The developers will still have 90 days to fix the bugs, but Project Zero will wait another 30 days before publicly disclosing the details of the bug. If a defect is actively exploited in the wild, a company will have seven days to issue a patch and a three-day grace period, if requested. But Google Project Zero will wait 30 days before revealing technical details.
In 2020, Google announced a process that would allow developers 90 days to work on developing and adopting patches, with the idea that if a developer wanted more time to allow users to install a patch, they would ship the solutions. at the beginning of the 90-day period. “It simply came to our notice then not we notice a significant change in patch development times and we continued to receive feedback from vendors that they were concerned with publishing technical details about vulnerabilities and exploits before most users installed the patch, ”wrote Tim Willis in Project Zero in the blog post. “In other words, the default timeline for adopting patches was not clearly understood.”

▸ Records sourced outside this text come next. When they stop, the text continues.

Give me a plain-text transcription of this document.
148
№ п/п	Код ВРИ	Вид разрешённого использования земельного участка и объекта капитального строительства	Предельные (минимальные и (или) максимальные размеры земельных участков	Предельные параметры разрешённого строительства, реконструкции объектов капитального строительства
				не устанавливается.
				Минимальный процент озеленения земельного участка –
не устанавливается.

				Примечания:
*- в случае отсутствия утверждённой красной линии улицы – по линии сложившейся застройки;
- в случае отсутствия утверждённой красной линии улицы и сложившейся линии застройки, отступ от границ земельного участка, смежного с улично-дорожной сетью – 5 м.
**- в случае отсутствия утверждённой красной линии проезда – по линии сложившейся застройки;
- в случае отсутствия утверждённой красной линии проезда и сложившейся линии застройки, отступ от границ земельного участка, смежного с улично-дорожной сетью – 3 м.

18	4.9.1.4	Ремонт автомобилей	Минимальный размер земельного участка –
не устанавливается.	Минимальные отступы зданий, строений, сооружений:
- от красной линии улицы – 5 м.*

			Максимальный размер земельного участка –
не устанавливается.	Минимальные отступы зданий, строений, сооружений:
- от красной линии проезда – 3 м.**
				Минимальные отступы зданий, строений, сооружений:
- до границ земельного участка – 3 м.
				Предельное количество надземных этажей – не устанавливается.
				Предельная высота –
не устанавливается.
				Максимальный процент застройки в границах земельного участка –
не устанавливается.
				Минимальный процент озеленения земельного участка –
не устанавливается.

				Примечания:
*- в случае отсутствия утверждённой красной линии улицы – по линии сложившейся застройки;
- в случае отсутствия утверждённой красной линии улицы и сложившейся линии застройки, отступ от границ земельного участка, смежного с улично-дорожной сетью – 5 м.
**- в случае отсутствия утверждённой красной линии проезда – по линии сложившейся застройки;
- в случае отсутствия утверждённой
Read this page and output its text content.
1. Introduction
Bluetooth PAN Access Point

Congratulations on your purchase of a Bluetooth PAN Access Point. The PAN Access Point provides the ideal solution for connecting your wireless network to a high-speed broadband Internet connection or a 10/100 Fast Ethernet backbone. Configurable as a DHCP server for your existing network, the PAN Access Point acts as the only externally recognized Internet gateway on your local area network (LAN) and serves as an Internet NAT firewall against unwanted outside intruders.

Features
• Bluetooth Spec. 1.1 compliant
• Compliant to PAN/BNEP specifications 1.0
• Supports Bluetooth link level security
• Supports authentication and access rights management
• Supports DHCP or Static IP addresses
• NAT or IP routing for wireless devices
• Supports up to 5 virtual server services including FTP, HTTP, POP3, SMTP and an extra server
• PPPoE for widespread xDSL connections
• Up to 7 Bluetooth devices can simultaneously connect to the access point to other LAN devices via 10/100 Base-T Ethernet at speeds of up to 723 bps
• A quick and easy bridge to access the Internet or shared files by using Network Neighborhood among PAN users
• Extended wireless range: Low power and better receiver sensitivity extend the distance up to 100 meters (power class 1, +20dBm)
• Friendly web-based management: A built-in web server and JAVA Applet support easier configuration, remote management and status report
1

The purpose of the 2021 update, Willis wrote, is to make patch adoption timeline an explicit part of its vulnerability disclosure policy. “This 90 + 30 policy gives sellers more time than our current policy, as the direct jump to a 60 + 30 policy (or similar) would probably be too sudden and disruptive,” he wrote. “Our preference is to choose a starting point that can be constantly met by most suppliers and then gradually reduce both the deadlines for patch development and the adoption of patches.